Для встречи Нового года привезли две бутылки красного вина — безалкогольное для Елены, кормящей матери, и обычное сухое для Данилова. Пить на морозе, пусть даже и несильном, шампанское не хотелось.

— А нужны ли бокалы? — вслух подумал Данилов. — Можно прямо из бутылки, по-походному.

— Ты не романтик, Данилов, — в который уже раз упрекнула Елена. — А как же «двух бокалов влюбленный звон»?[52] И зря я, что ли, завертывала их в салфетки?

— Еще и они? — притворно ужаснулся Данилов.

— Салфетки можешь оставить в сумке, — разрешила жена. — Они нужны только для того, чтобы бокалы не разбились… А мандарины и конфеты я положу прямо в карманы! Это детская мечта!

В Данилове проснулся доктор, который, впрочем, никогда не засыпал, разве что вместе с ним.

— А Маше от мандаринов и конфет плохо не станет?

— Есть не обязательно, главное — чтобы были полные карманы! — ответила Елена. — Буду тебя угощать. Если, конечно, заслужишь…

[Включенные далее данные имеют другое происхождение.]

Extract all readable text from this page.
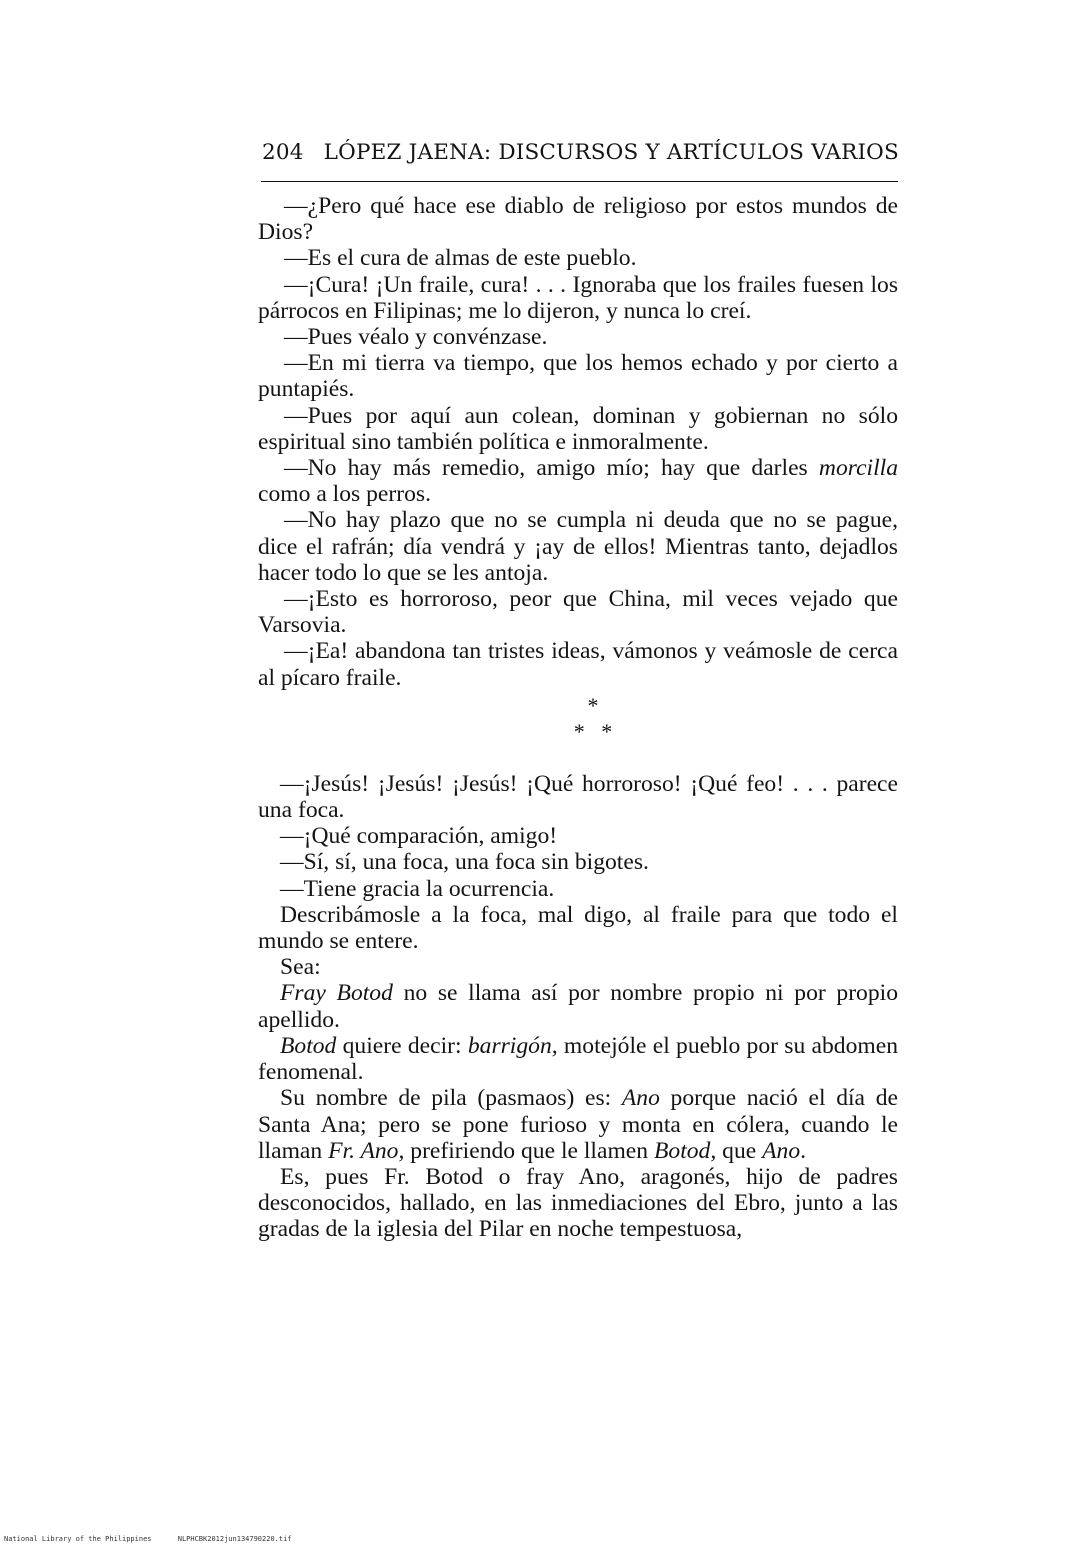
204 LÓPEZ JAENA: DISCURSOS Y ARTÍCULOS VARIOS

—¿Pero qué hace ese diablo de religioso por estos mundos de Dios?

—Es el cura de almas de este pueblo.

—¡Cura! ¡Un fraile, cura! . . . Ignoraba que los frailes fuesen los párrocos en Filipinas; me lo dijeron, y nunca lo creí.

—Pues véalo y convénzase.

—En mi tierra va tiempo, que los hemos echado y por cierto a puntapiés.

—Pues por aquí aun colean, dominan y gobiernan no sólo espiritual sino también política e inmoralmente.

—No hay más remedio, amigo mío; hay que darles morcilla como a los perros.

—No hay plazo que no se cumpla ni deuda que no se pague, dice el rafrán; día vendrá y ¡ay de ellos! Mientras tanto, dejadlos hacer todo lo que se les antoja.

—¡Esto es horroroso, peor que China, mil veces vejado que Varsovia.

—¡Ea! abandona tan tristes ideas, vámonos y veámosle de cerca al pícaro fraile.

*
*   *

—¡Jesús! ¡Jesús! ¡Jesús! ¡Qué horroroso! ¡Qué feo! . . . parece una foca.

—¡Qué comparación, amigo!

—Sí, sí, una foca, una foca sin bigotes.

—Tiene gracia la ocurrencia.

Describámosle a la foca, mal digo, al fraile para que todo el mundo se entere.

Sea:

Fray Botod no se llama así por nombre propio ni por propio apellido.

Botod quiere decir: barrigón, motejóle el pueblo por su abdomen fenomenal.

Su nombre de pila (pasmaos) es: Ano porque nació el día de Santa Ana; pero se pone furioso y monta en cólera, cuando le llaman Fr. Ano, prefiriendo que le llamen Botod, que Ano.

Es, pues Fr. Botod o fray Ano, aragonés, hijo de padres desconocidos, hallado, en las inmediaciones del Ebro, junto a las gradas de la iglesia del Pilar en noche tempestuosa,

National Library of the Philippines	NLPHCBK2012jun134790220.tif
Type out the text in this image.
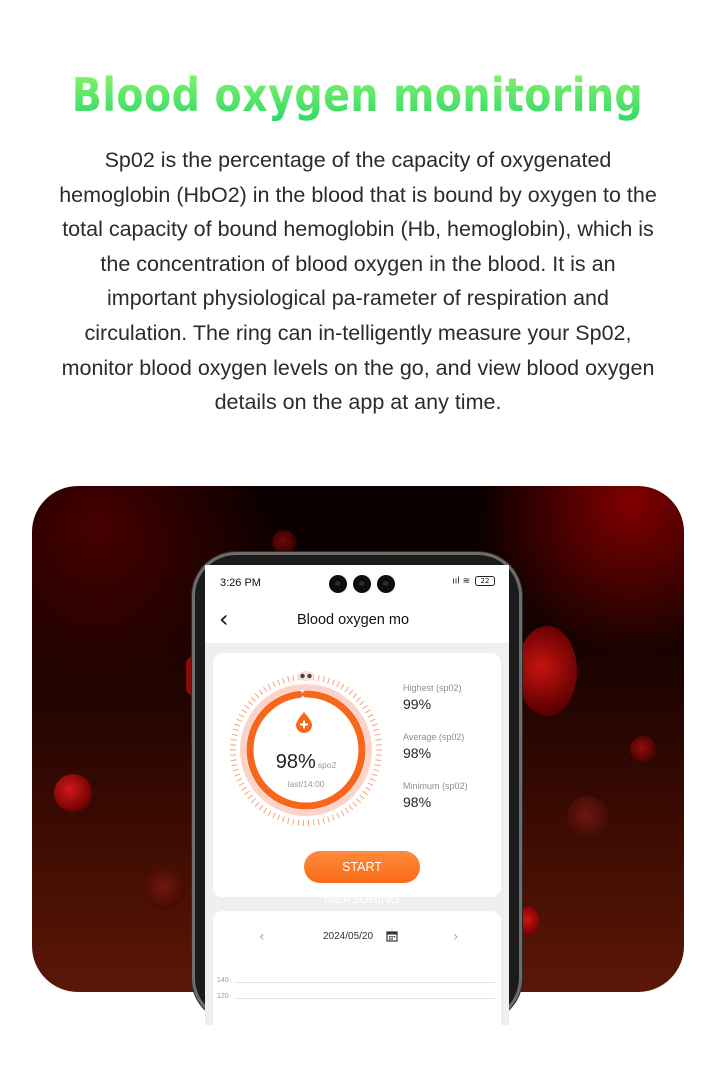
Blood oxygen monitoring
Sp02 is the percentage of the capacity of oxygenated hemoglobin (HbO2) in the blood that is bound by oxygen to the total capacity of bound hemoglobin (Hb, hemoglobin), which is the concentration of blood oxygen in the blood. It is an important physiological pa-rameter of respiration and circulation. The ring can in-telligently measure your Sp02, monitor blood oxygen levels on the go, and view blood oxygen details on the app at any time.
3:26 PM	ııl ≋ 22
‹	Blood oxygen mo
98% spo2
last/14:00
Highest (sp02)
99%
Average (sp02)
98%
Minimum (sp02)
98%
START MEASURING
‹	2024/05/20	›
140
120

Разумеется, она не удержалась и под бой курантов (администрация санатория любезно транслировала традиционное президентское поздравление по висевшим где-то и невидимым в темноте громкоговорителям) съела парочку долек. Данилов не особо любил мандарины, поэтому большая часть праздничного запаса осталась нетронутой.

Сразу же после наступления Нового года Мария Владимировна проснулась и не замедлила выразить недовольство стоянием на месте. В результате походный лагерь был быстро свернут. Как только коляска пришла в движение, дочь сразу же уснула.

— Удивляюсь тому, как мгновенно она засыпает, — Елена взяла Данилова, катившего коляску, под руку. — Как будто выключили…

— Врачебный ребенок, — ответил Данилов. — Есть возможность — надо спать.

— Интересно, кем она станет, когда вырастет?

— Хорошим человеком! — убежденно ответил Данилов. — При таких-то родителях иной расклад невозможен.

— Это мы-то с тобой — хорошие люди? — удивилась Елена.

— Разве нет?

— Ну, не знаю… У тебя характер не сахар, и у меня тоже не подарок. Меня вот некоторые подчиненные «пилой» зовут.

— Это они намекают на твое изящество и прекрасные зубы, а не на что другое.

— Спасибо, Вова, — Елена на секунду прижалась к Данилову. — И как я раньше-то не догадалась…

— Скромная потому что.

— О нет! — Елена тихо хихикнула. — Скромность здесь ни при чем. Скромность выдумали дураки и неудачники, чтобы хоть чем-то уесть умных и удачливых! Если я чего-то достигла, то почему я должна это скрывать или, как говорят, «не выпячивать»? Захочу и выпячу, имею полное право! Или я не права?

— Любимая, ты всегда права, и нет никого правее тебя, — елейным тоном потомственного подкаблучника ответил Данилов. — Даже если ты не права, то ты все равно права, потому что права ты всегда.

— Ты запомни, что сейчас сказал, и время от времени повторяй мне, — попросила Елена. — Ну, прямо бальзам для души!

— Ладно, — согласился Данилов. — Только не часто, чтобы не зазналась. Или его тоже придумали дураки с неудачниками?